Fifth day of Christmas: Boat-wash stations

Boat washing and flushing boat engines can remove possible hitchhiking invasive species, before the boat enters the lake. Photo: Leslie Mertz.

Boat washing and flushing boat engines can remove possible hitchhiking invasive species, before the boat enters the lake. Photo: Leslie Mertz.

Editor’s Note: It’s an Echo tradition to revisit one of our favorite holiday stories: Tim Campbell’s The Twelve Days of Aquatic Invasive Species Christmas.

Campbell rewrote the lyrics of the holiday tune for the Wisconsin Sea Grant in 2011.  We’re publishing a new verse on each of the actual twelve days of Christmas.

 

 

On the fifth day of Christmas, a freighter sent to me…

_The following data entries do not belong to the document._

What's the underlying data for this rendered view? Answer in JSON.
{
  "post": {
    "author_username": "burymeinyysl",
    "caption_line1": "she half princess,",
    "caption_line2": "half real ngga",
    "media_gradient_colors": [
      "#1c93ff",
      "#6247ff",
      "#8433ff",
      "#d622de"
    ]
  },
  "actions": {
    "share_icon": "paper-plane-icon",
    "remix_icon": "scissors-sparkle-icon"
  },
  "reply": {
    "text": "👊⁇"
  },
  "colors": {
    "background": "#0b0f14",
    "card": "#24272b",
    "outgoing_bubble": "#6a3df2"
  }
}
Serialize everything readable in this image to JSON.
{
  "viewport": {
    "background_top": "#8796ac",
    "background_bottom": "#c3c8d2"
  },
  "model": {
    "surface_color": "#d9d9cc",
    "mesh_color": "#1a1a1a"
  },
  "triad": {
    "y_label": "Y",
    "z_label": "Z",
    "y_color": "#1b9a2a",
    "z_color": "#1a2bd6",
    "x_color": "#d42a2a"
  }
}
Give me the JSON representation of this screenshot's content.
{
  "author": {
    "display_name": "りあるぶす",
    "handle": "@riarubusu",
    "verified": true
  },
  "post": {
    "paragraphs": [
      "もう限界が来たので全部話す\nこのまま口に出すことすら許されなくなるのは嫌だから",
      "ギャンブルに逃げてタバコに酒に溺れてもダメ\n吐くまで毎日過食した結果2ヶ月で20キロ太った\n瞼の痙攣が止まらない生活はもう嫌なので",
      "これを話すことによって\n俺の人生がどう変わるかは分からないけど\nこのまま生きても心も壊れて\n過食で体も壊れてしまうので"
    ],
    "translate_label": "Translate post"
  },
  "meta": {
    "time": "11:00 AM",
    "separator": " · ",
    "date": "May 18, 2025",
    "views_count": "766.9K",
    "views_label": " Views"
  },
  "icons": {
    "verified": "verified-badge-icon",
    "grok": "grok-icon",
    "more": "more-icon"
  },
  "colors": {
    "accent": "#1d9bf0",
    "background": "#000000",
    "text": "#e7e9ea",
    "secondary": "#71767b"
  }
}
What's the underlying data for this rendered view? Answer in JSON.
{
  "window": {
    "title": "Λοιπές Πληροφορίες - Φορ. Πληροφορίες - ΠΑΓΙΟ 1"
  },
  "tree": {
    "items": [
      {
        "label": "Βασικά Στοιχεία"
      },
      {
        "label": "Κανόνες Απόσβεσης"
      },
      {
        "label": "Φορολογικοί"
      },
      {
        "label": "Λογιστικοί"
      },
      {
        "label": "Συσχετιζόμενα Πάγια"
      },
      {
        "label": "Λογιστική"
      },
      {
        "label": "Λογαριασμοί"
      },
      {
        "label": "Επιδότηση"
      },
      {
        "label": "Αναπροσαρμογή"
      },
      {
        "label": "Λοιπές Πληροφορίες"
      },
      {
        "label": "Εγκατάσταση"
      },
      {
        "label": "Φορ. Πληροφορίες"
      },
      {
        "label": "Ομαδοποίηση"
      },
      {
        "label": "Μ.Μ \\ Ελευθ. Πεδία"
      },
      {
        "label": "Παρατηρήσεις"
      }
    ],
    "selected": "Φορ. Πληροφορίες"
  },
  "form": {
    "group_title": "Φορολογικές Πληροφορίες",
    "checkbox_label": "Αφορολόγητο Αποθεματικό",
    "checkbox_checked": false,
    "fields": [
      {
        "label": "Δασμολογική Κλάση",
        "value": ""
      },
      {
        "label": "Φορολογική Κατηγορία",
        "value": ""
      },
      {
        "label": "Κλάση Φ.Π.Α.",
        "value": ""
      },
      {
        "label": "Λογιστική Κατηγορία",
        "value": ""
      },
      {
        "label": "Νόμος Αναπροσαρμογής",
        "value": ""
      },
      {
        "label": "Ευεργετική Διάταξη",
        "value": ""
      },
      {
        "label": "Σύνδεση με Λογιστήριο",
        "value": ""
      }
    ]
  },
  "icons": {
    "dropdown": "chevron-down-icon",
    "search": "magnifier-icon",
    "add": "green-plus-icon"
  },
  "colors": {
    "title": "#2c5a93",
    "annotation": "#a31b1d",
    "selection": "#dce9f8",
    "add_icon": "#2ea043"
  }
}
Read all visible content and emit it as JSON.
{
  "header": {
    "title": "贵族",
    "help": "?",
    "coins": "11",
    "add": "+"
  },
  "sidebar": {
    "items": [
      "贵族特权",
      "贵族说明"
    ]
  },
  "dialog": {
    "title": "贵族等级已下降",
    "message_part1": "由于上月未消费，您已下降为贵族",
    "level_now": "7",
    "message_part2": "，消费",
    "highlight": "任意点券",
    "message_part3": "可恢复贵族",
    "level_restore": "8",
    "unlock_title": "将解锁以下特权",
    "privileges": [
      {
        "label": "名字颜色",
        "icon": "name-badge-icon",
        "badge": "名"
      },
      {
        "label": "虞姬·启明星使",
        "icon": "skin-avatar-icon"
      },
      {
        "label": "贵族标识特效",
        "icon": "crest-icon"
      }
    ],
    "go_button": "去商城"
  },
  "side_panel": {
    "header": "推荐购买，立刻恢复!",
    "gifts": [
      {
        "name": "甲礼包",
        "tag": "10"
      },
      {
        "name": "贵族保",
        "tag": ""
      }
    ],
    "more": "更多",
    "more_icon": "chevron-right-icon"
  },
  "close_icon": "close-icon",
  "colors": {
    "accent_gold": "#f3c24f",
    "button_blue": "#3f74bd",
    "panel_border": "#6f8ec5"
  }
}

FIVE BOAT-WASH STATIONS! — I wish we had five boat-wash stations in Wisconsin! Actually, the new term for boat-wash station is “decontamination station,” but since it had too many syllables I took some artistic license and used boat-wash station instead.  A boat-wash station can be any station that uses water to clean off a boat, whether it is to remove organisms or to just clean off muck. Decontamination stations, however, use hot water (+140 degrees F!) and special attachments to “cook” any organisms on or in a boat, resulting in the total sterilization of the boat. The WDNR currently has one decontamination station, and is hoping to have at least one more next summer. No decontamination station nearby? Don’t sweat it; a light bleach solution will do the job. Commercial car washes are also quite effective, as are the third day’s gifts.

Four perch on ice, three clean boat steps, two red swamp crayfish and a carp barrier in the city!